The influence of the global coronavirus pandemic has had a staggering effect on cultural and social norms, and perhaps more pressingly, the health and livelihood of the world’s inhabitants. It goes without saying that the effects of infection, isolation, and health-care staff shortages would trickle down into nursing homes –– where the majority of the residents are at a higher risk for contracting the virus.
A recent study shows that COVID-19 has more negatively impacted seniors living in long-term care facilities more than any other group. It is likely that the negative impact on these communities is even more severe, as only 19 of U.S. states report COVID-19 deaths as associated with long-term care facilities. Our imprecise view of pandemic-related consequences for those in long-term care homes is furthered by the separate state categorization of long-term care in terms of their proximity to health care. For example, nursing homes versus assisted living facilities are treated differently in some states.
In addition to the major uptick in COVID-related illness and death, pressure on the health-care system has created a staff shortage in nursing homes. Not only has this had an impact on quality of care, but it has also reportedly contributed to increased infection rates. Combined with a significant shortage of personal protective equipment (PPE) reported in nursing homes nationwide, it seems that they, as other long-term care facilities, have experienced the devastating impact of this public health crisis.
Awareness of these issues may have seniors questioning their current or future status in a nursing home. Would I or my loved ones be safe in these facilities? If I need long-term care, can I trust the options available? Likewise, public health advocates and government officials are increasingly voicing their concerns over the current and future conditions of nursing homes, especially now.

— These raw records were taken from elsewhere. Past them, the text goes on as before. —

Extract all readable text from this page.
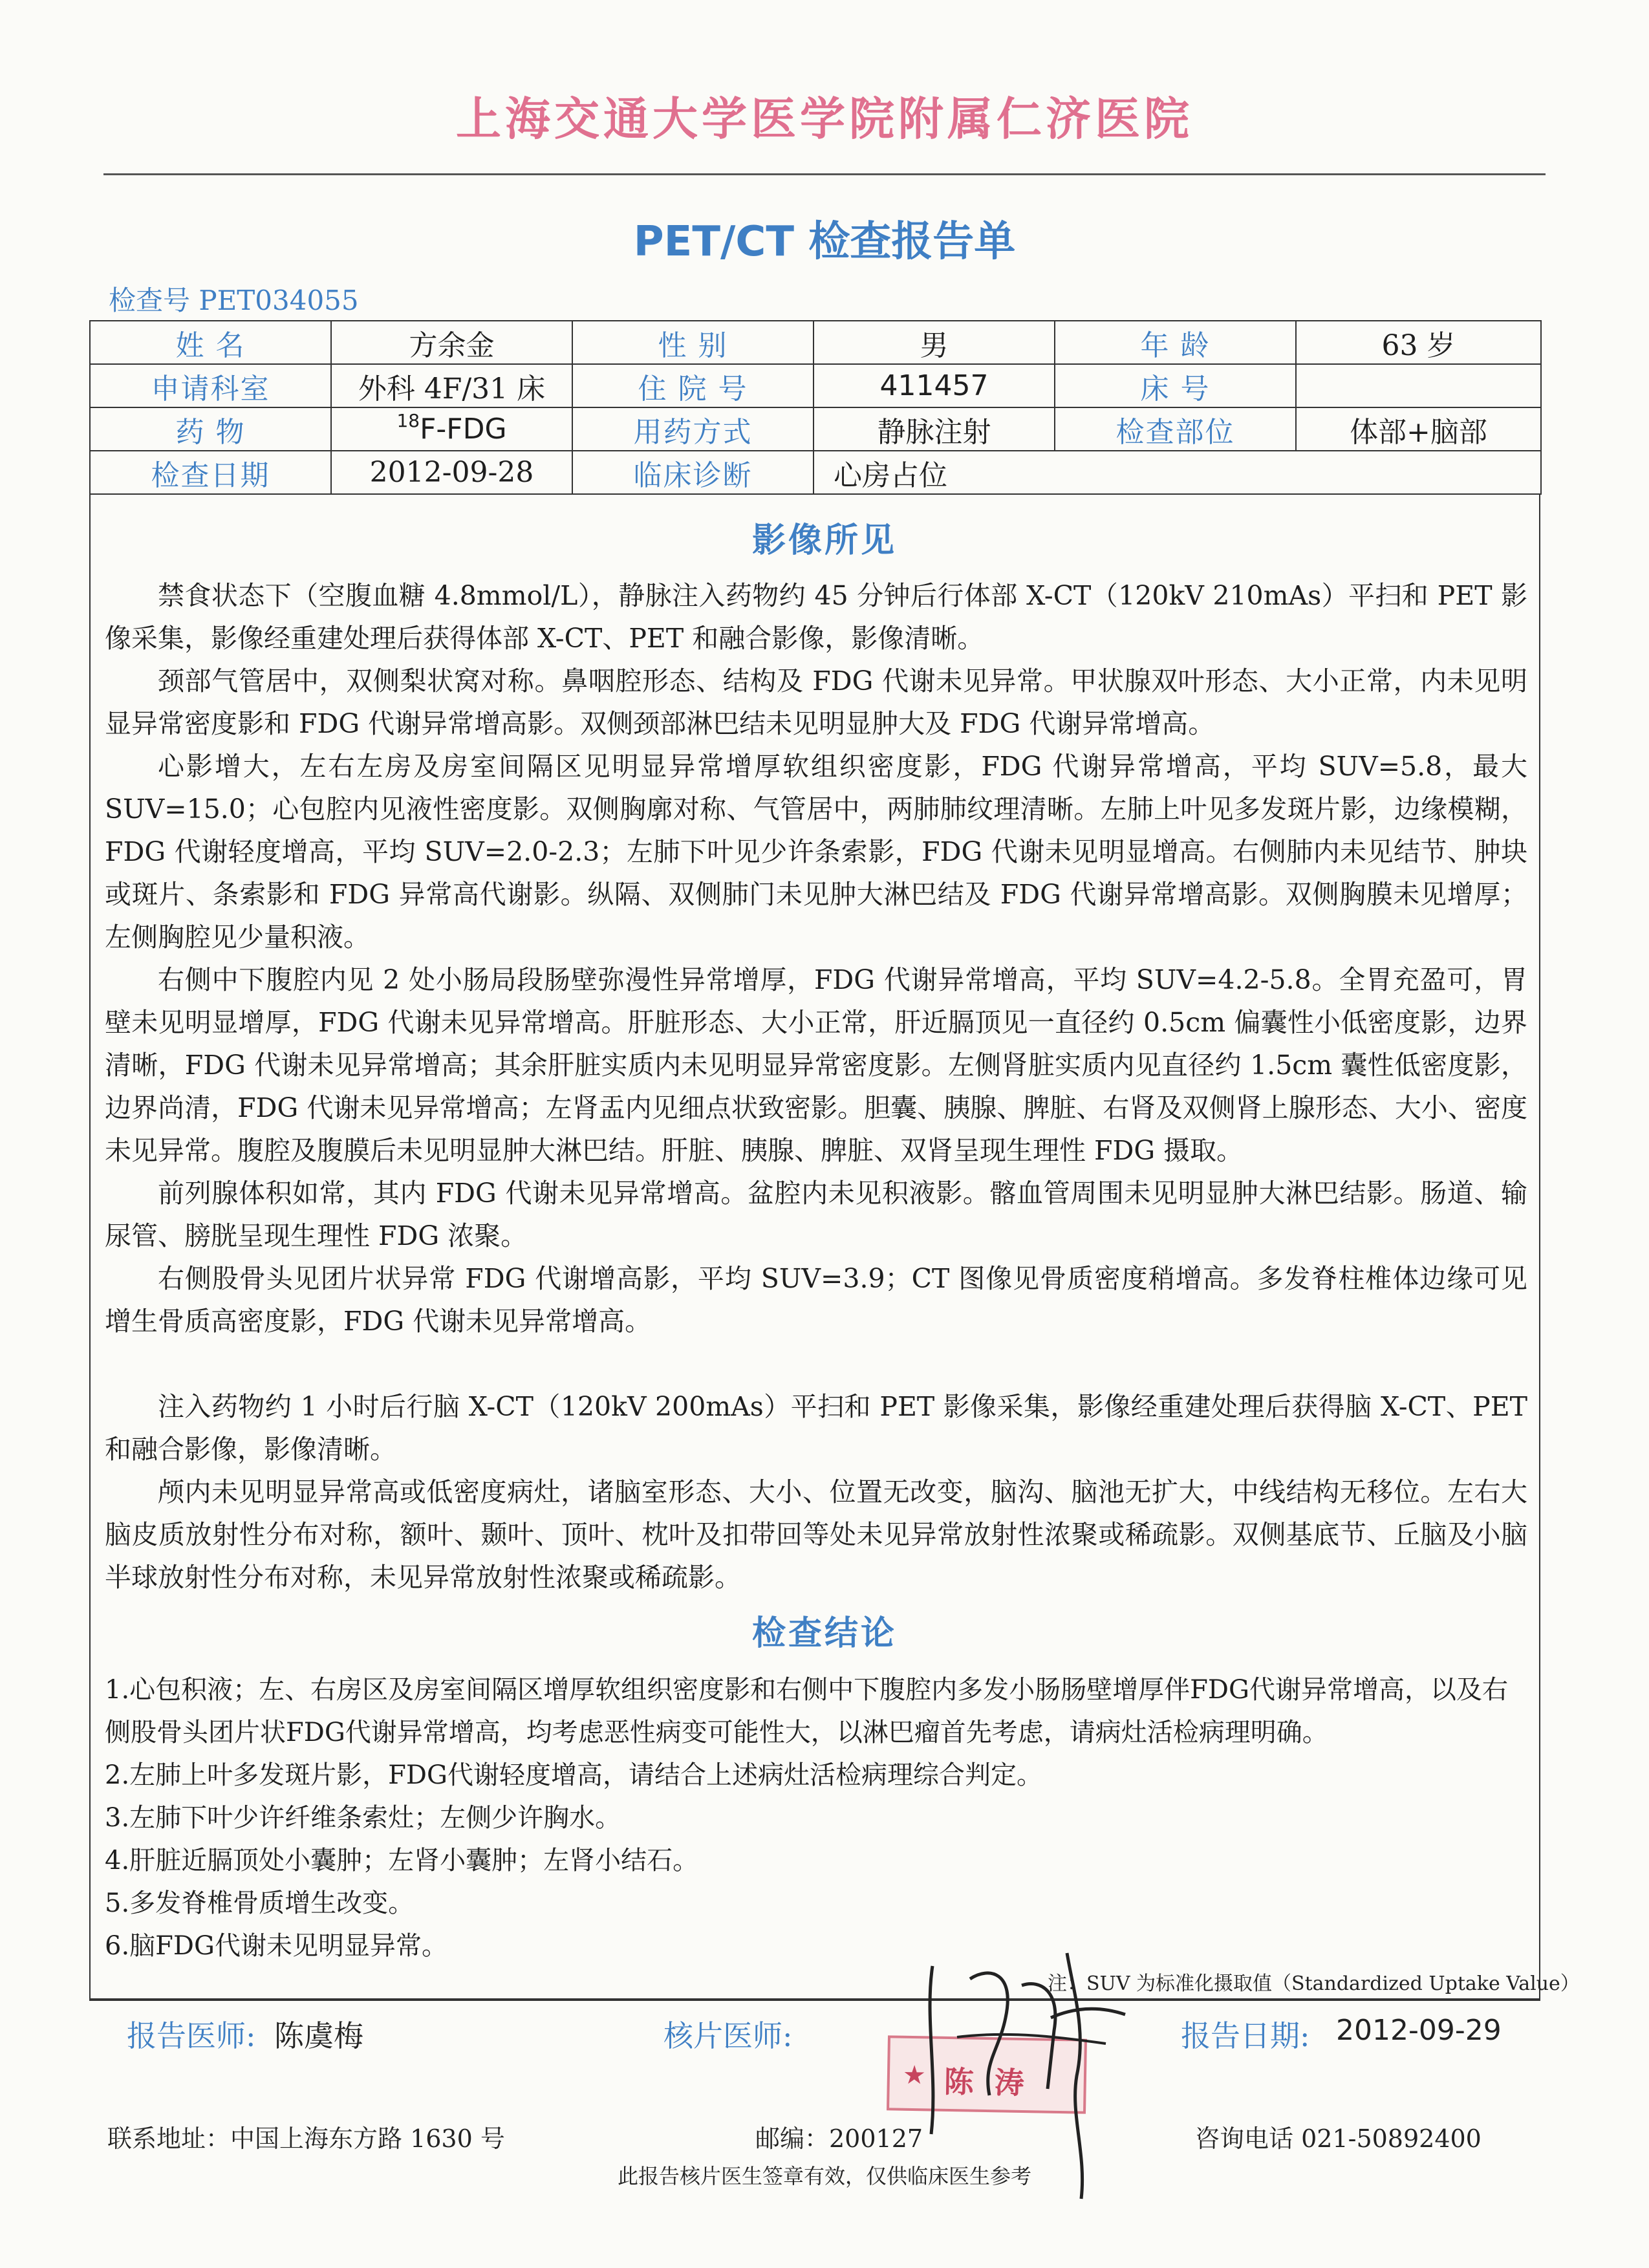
上海交通大学医学院附属仁济医院
PET/CT 检查报告单
检查号 PET034055
姓 名	方余金	性 别	男	年 龄	63 岁
申请科室	外科 4F/31 床	住 院 号	411457	床 号	
药 物	$^{18}$F-FDG	用药方式	静脉注射	检查部位	体部+脑部
检查日期	2012-09-28	临床诊断	心房占位		
影像所见

禁食状态下（空腹血糖 4.8mmol/L），静脉注入药物约 45 分钟后行体部 X-CT（120kV 210mAs）平扫和 PET 影像采集，影像经重建处理后获得体部 X-CT、PET 和融合影像，影像清晰。

颈部气管居中，双侧梨状窝对称。鼻咽腔形态、结构及 FDG 代谢未见异常。甲状腺双叶形态、大小正常，内未见明显异常密度影和 FDG 代谢异常增高影。双侧颈部淋巴结未见明显肿大及 FDG 代谢异常增高。

心影增大，左右左房及房室间隔区见明显异常增厚软组织密度影，FDG 代谢异常增高，平均 SUV=5.8，最大 SUV=15.0；心包腔内见液性密度影。双侧胸廓对称、气管居中，两肺肺纹理清晰。左肺上叶见多发斑片影，边缘模糊，FDG 代谢轻度增高，平均 SUV=2.0-2.3；左肺下叶见少许条索影，FDG 代谢未见明显增高。右侧肺内未见结节、肿块或斑片、条索影和 FDG 异常高代谢影。纵隔、双侧肺门未见肿大淋巴结及 FDG 代谢异常增高影。双侧胸膜未见增厚；左侧胸腔见少量积液。

右侧中下腹腔内见 2 处小肠局段肠壁弥漫性异常增厚，FDG 代谢异常增高，平均 SUV=4.2-5.8。全胃充盈可，胃壁未见明显增厚，FDG 代谢未见异常增高。肝脏形态、大小正常，肝近膈顶见一直径约 0.5cm 偏囊性小低密度影，边界清晰，FDG 代谢未见异常增高；其余肝脏实质内未见明显异常密度影。左侧肾脏实质内见直径约 1.5cm 囊性低密度影，边界尚清，FDG 代谢未见异常增高；左肾盂内见细点状致密影。胆囊、胰腺、脾脏、右肾及双侧肾上腺形态、大小、密度未见异常。腹腔及腹膜后未见明显肿大淋巴结。肝脏、胰腺、脾脏、双肾呈现生理性 FDG 摄取。

前列腺体积如常，其内 FDG 代谢未见异常增高。盆腔内未见积液影。髂血管周围未见明显肿大淋巴结影。肠道、输尿管、膀胱呈现生理性 FDG 浓聚。

右侧股骨头见团片状异常 FDG 代谢增高影，平均 SUV=3.9；CT 图像见骨质密度稍增高。多发脊柱椎体边缘可见增生骨质高密度影，FDG 代谢未见异常增高。

注入药物约 1 小时后行脑 X-CT（120kV 200mAs）平扫和 PET 影像采集，影像经重建处理后获得脑 X-CT、PET 和融合影像，影像清晰。

颅内未见明显异常高或低密度病灶，诸脑室形态、大小、位置无改变，脑沟、脑池无扩大，中线结构无移位。左右大脑皮质放射性分布对称，额叶、颞叶、顶叶、枕叶及扣带回等处未见异常放射性浓聚或稀疏影。双侧基底节、丘脑及小脑半球放射性分布对称，未见异常放射性浓聚或稀疏影。

检查结论

1.心包积液；左、右房区及房室间隔区增厚软组织密度影和右侧中下腹腔内多发小肠肠壁增厚伴FDG代谢异常增高，以及右侧股骨头团片状FDG代谢异常增高，均考虑恶性病变可能性大，以淋巴瘤首先考虑，请病灶活检病理明确。

2.左肺上叶多发斑片影，FDG代谢轻度增高，请结合上述病灶活检病理综合判定。

3.左肺下叶少许纤维条索灶；左侧少许胸水。

4.肝脏近膈顶处小囊肿；左肾小囊肿；左肾小结石。

5.多发脊椎骨质增生改变。

6.脑FDG代谢未见明显异常。

注：SUV 为标准化摄取值（Standardized Uptake Value）
报告医师: 陈虞梅	核片医师:	报告日期: 2012-09-29
★ 陈 涛
联系地址：中国上海东方路 1630 号	邮编：200127	咨询电话 021-50892400
此报告核片医生签章有效，仅供临床医生参考
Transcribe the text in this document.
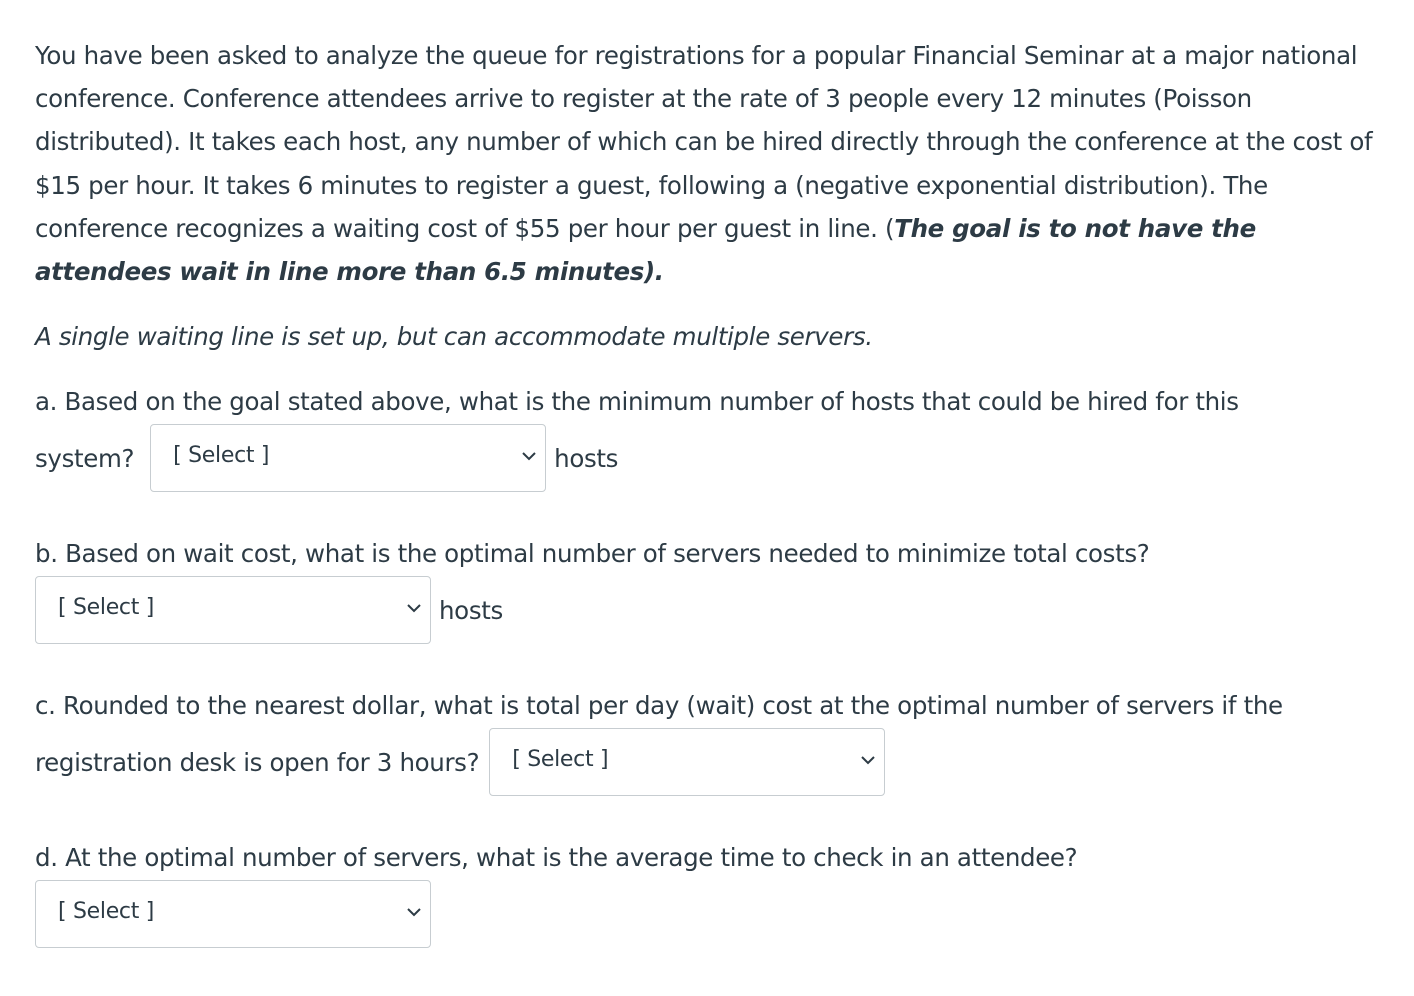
You have been asked to analyze the queue for registrations for a popular Financial Seminar at a major national conference. Conference attendees arrive to register at the rate of 3 people every 12 minutes (Poisson distributed). It takes each host, any number of which can be hired directly through the conference at the cost of $15 per hour. It takes 6 minutes to register a guest, following a (negative exponential distribution). The conference recognizes a waiting cost of $55 per hour per guest in line. (The goal is to not have the attendees wait in line more than 6.5 minutes).

A single waiting line is set up, but can accommodate multiple servers.

a. Based on the goal stated above, what is the minimum number of hosts that could be hired for this
system? [ Select ]	hosts
b. Based on wait cost, what is the optimal number of servers needed to minimize total costs?
[ Select ]	hosts
c. Rounded to the nearest dollar, what is total per day (wait) cost at the optimal number of servers if the
registration desk is open for 3 hours? [ Select ]
d. At the optimal number of servers, what is the average time to check in an attendee?
[ Select ]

Just weeks prior to officially acknowledging its pandemic status, the Department of Justice enacted the National Nursing Home Initiative. The goal of the initiative is to more vigorously investigate problematic facilities in the interest of elder justice. This initiative, incidentally, helped pave the way for accountability from nursing homes neglecting the Centers for Disease Control and Prevention protocol, or otherwise providing inadequate care for senior residents during the pandemic. At the same time, state officials such as New York Gov. Andrew Cuomo and Michigan Gov. Gretchen Whitmer have faced nationwide scrutiny for allegedly neglecting nursing home crises in the face of COVID-19.
One way to inform yourself and your family on current nursing home conditions is by using the Nursing Home Compare website created by The Centers for Medicare and Medicaid Services (CMS). This tool allows you to search facilities by name or location, and delivers an array of critical data –– including penalties, ownership details, and safety measures. The Claude Pepper Center has also made an effort to collect all nursing home data related to COVID-19.
With the increased public consciousness of U.S. health policy and standards, many believe we are in a position to see positive developments in nursing homes in the near future. Many experts believe nursing homes are now at a major turning point. State legislatures across the country are reexamining their long-term care management and passing new bills that benefit the residents of these facilities.
One thing, however, is for sure. The nursing home industry is about to go through some significant changes.